Cumhurbaşkanı Erdoğan'ın konuşmasından öne çıkanlar:
Türkiye olarak son 6 yıldır her biri diğerinden ağır siyasi, ekonomik ve diplomatik saldırılara maruz kalıyoruz. 7 Şubat MİT krizi bu sürecin işaret fişeği gibiydi. Gezi olayları, çukur terörü, 15 Temmuz darbe girişimi geçen yıl Ağustos ayında yaşadığımız operasyonlarla bugünlere geldik. S-400 ve Doğu Akdeniz'de ülkemizi tehdit altına alan aynı gayeler vardır.
Bu operasyonların bir tek hedefi var, o da Türkiye'nin bekası ve milletimizin bağımsızlığıdır. Şu gerçeği artık çok net bir şekilde görebiliyoruz. Son 17 yılda ekonomi, güvenlik, siyaset, diplomasi ve savunma sanayinde yakaladığı başarılar birilerini çok ciddi bir şekilde rahatsız ediyor. Savunma sanayisi ileri bir Türkiye her yıl ülkemize sattıkları silahlar üzerinden milyonlarca dolar kazanan silah baronlarının işine gelmiyor. Göreve geldiğimizde yerli savunma sanayimiz yüzde 20'yi oluşturuyordu, şu anda yüzde 70'e çıktık.
"Pısırık, ürkek, özgüvensiz bir Türkiye hayal ediyorlar"
Güvenliğini sağlamış bir Türkiye, terör örgütleri eliyle iç siyasetimizi yönlendiren çevrelerin işine gelmiyor. Oyun kuran, oyun bozan bir ülke yerine sadece senaryolarında figüranlık yapan bir ülke istiyorlar. Kendilerine yük olmayacak ancak karşılarında da dik durabilme cesareti gösteremeyecek pısırık, ürkek, özgüvensiz bir Türkiye hayal ediyorlar.

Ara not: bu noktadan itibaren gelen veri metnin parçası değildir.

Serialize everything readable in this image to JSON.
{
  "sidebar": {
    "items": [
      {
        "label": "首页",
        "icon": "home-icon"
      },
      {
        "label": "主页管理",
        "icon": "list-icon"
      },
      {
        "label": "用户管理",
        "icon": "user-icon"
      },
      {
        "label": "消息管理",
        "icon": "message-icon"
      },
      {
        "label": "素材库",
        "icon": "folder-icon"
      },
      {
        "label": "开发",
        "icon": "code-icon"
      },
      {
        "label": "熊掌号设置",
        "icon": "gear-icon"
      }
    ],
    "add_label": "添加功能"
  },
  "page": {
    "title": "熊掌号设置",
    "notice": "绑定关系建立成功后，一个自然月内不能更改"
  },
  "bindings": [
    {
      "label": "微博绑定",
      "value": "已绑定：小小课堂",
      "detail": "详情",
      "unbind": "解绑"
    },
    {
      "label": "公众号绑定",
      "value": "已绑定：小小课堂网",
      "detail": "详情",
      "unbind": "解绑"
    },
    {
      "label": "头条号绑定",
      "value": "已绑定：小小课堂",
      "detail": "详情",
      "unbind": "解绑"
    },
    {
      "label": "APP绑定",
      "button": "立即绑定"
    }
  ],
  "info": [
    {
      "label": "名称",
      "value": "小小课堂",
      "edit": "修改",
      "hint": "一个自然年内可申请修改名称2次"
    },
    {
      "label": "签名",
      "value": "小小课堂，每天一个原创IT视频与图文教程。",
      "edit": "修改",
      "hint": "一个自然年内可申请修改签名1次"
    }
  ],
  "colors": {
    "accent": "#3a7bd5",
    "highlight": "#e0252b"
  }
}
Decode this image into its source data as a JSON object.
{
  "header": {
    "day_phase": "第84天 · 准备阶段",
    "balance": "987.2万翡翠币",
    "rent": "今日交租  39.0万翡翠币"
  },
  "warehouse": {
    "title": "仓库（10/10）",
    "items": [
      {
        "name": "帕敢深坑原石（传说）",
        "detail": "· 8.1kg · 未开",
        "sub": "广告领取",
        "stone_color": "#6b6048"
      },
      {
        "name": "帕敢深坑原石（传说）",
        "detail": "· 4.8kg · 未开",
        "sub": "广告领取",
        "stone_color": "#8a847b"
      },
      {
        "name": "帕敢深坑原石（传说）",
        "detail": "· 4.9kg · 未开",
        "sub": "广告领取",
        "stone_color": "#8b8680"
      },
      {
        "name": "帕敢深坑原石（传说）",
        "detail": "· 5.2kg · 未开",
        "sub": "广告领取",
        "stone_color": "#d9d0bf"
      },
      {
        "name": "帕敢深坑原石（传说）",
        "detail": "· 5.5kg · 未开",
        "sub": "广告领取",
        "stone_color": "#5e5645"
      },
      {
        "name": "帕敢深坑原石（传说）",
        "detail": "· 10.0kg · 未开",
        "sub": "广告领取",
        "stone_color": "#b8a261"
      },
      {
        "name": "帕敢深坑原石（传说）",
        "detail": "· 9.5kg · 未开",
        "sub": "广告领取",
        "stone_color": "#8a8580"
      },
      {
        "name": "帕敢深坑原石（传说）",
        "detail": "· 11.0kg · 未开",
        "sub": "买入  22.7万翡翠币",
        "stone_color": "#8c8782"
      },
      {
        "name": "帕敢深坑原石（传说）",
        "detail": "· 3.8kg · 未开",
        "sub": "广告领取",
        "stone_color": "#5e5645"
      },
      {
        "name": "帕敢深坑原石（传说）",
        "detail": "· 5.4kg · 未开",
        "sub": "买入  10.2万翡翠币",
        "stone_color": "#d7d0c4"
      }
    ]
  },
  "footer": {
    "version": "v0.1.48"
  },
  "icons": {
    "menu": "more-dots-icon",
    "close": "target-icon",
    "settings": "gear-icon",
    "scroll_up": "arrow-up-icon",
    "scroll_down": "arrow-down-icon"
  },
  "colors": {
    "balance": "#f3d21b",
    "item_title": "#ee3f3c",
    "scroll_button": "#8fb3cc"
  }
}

Eskiden olduğu gibi bir mektupla ya da telefonla hizaya getirebilecekleri Türkiye'nin hasretini çekiyorlar. 2013'de IMF borcunu sıfırladık. 27,5 milyar dolar Merkez Bankası döviz rezervi vardı şimdi 90 milyar dolar gibi bir seviyede seyrediyoruz. Uluslararası basında yürütülen karalama kampanyalarının motivasyonu budur. Doğu Akdeniz'de kıyısı bile bulunmayan Fransa bizim sondajlarımızdan neden rahatsızlık duysun?
Bazen bize fedailik yapıyor biz de Deniz Kuvvetlerimizle yerimizi alıyoruz ve orada aramaya devam ediyorlar. Geçenlerde bizim oradaki personelimize tutuklama çıkaracaklarını söylediler. Biz de onlara dedik ki affedersiniz sıkıyorsa gelin alın dedik. Çünkü biz Türkiye'yiz buna fırsat vermeyeceğiz. Gemilerimizin dördü de çalışmalarını sürdürecek. Kuzey Kıbrıs'taki kardeşlerimizin oradaki hakkını, hukukunu kimseye yedirmeyiz.
Geçen Macron açıklama yapıyor, 'Türkiye oradan çekilsin'. Sen kimsin de açıklama yapıyorsun? Sen kıyıdaş mısın? Türkiye bırak kıyıdaş olmayı Türkiye garantör ülkedir
. Burada Yunanistan, İngiltere konuşabilir. Niye garantör ülkedir. Senin şirketin varmış. Senin şirketin şirketin kadar konuşur. O da Total. S-400'de neden bu kadar kıyamet koparıyorlar. Bulgaristan alıyor ses yok. Kusura bakmayın savunma noktasında her türlü tedbirimizi alıyoruz ve alıyoruz.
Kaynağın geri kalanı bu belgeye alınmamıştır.